The Cossmic consortium has decided to use the Emoncms software as a baseline component for storing and processing energy and sensor-monitored data on the project trial sites in Konstanz (Germany) and Caserta (Italy). Based on that, Thomas Vilarinho (SINTEF) has visited the Open Energy Monitor lab (the company driving the development of the Emoncms) in Bangor, Wales (UK) in the end of March.
Thomas got to know the faces behind the Emoncms software and Open Energy Monitor project. He got to learn about the future plans for the Emoncms and the different hardware they have been creating as part of their project, including their new kickstarter campaign.

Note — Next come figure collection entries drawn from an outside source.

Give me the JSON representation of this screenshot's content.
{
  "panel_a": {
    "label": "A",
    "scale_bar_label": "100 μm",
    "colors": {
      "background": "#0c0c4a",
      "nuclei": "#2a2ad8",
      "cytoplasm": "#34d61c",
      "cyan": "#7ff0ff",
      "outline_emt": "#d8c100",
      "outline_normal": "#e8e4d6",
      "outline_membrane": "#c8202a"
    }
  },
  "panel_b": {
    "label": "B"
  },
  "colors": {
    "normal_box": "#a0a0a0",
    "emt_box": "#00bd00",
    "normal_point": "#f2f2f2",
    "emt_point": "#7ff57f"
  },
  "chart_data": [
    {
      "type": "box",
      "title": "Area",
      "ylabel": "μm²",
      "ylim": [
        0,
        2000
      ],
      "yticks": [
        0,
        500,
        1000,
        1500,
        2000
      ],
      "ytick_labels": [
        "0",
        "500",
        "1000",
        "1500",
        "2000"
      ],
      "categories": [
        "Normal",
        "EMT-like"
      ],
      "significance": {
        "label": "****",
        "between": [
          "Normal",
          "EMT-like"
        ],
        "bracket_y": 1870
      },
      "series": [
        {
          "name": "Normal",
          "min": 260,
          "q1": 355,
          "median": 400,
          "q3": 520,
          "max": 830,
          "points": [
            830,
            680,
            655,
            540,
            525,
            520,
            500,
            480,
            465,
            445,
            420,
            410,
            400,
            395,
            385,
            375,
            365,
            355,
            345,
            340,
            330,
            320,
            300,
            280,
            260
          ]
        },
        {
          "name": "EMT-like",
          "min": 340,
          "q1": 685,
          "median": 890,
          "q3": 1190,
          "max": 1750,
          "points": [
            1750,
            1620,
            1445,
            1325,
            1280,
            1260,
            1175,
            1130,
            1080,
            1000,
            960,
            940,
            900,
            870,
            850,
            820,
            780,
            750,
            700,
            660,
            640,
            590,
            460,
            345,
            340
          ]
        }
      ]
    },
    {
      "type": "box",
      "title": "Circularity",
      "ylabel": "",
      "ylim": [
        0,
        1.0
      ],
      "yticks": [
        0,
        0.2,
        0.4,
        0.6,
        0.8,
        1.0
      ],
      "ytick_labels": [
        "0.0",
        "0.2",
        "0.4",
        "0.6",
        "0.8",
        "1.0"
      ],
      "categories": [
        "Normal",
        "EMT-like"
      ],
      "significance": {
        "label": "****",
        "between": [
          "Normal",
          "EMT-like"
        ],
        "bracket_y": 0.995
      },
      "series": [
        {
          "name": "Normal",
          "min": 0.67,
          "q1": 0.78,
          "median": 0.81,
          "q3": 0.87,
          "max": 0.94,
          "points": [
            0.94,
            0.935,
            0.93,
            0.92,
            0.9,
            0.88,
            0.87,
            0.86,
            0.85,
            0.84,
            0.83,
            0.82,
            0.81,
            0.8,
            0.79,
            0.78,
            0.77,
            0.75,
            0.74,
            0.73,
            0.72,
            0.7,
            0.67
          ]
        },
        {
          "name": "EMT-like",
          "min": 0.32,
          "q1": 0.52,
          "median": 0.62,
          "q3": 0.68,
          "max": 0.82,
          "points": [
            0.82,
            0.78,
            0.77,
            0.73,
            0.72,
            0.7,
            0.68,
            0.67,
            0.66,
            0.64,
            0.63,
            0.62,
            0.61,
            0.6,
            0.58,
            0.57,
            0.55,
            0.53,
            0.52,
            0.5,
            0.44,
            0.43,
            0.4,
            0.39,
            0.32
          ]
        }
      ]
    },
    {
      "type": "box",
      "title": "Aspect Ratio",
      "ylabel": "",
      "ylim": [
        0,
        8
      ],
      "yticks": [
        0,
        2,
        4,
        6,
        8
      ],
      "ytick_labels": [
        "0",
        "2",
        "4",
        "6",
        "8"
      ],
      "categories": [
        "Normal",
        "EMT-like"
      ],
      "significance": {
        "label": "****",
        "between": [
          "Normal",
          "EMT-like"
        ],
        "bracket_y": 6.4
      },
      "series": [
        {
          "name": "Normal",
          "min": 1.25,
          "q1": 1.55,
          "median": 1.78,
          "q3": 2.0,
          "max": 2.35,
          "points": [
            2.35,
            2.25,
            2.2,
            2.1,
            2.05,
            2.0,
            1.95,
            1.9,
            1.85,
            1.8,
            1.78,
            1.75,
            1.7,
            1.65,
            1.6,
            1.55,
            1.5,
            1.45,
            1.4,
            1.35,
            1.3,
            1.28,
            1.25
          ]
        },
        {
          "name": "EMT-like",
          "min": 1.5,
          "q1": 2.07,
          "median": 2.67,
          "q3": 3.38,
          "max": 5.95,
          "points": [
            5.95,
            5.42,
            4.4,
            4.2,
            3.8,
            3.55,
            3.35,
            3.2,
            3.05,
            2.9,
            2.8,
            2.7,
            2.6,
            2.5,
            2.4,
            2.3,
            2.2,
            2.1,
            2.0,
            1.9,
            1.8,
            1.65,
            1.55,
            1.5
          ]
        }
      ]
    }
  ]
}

Trystan Lea, from the Open Energy Monitor, presented their work on the introduction of “apps” in the next release of the Emoncms software. Moreover, he showcased an app they have been working on which mixes the display of the local energy production/consumption with the live availability of green resources on the grid. The possibility to more easily mix the local monitoring data with external open APIs provides innovative possibilities for the future of Smart Cities.
Besides those discussions, Thomas presented the CoSSMic project and the different software pieces that are being developed in it. The software being developed in CoSSMic will be released as open source and some of it has been identified as very relevant for the Open Energy Monitor community.
On his tour, Thomas also dropped by to Manchester and met Matthew Fawcet from Carbon Coop, which is part of the NobelGrid project. They discussed the synergies between both projects and how the findings from CoSSMic can help pave the base for the work in NobelGrid.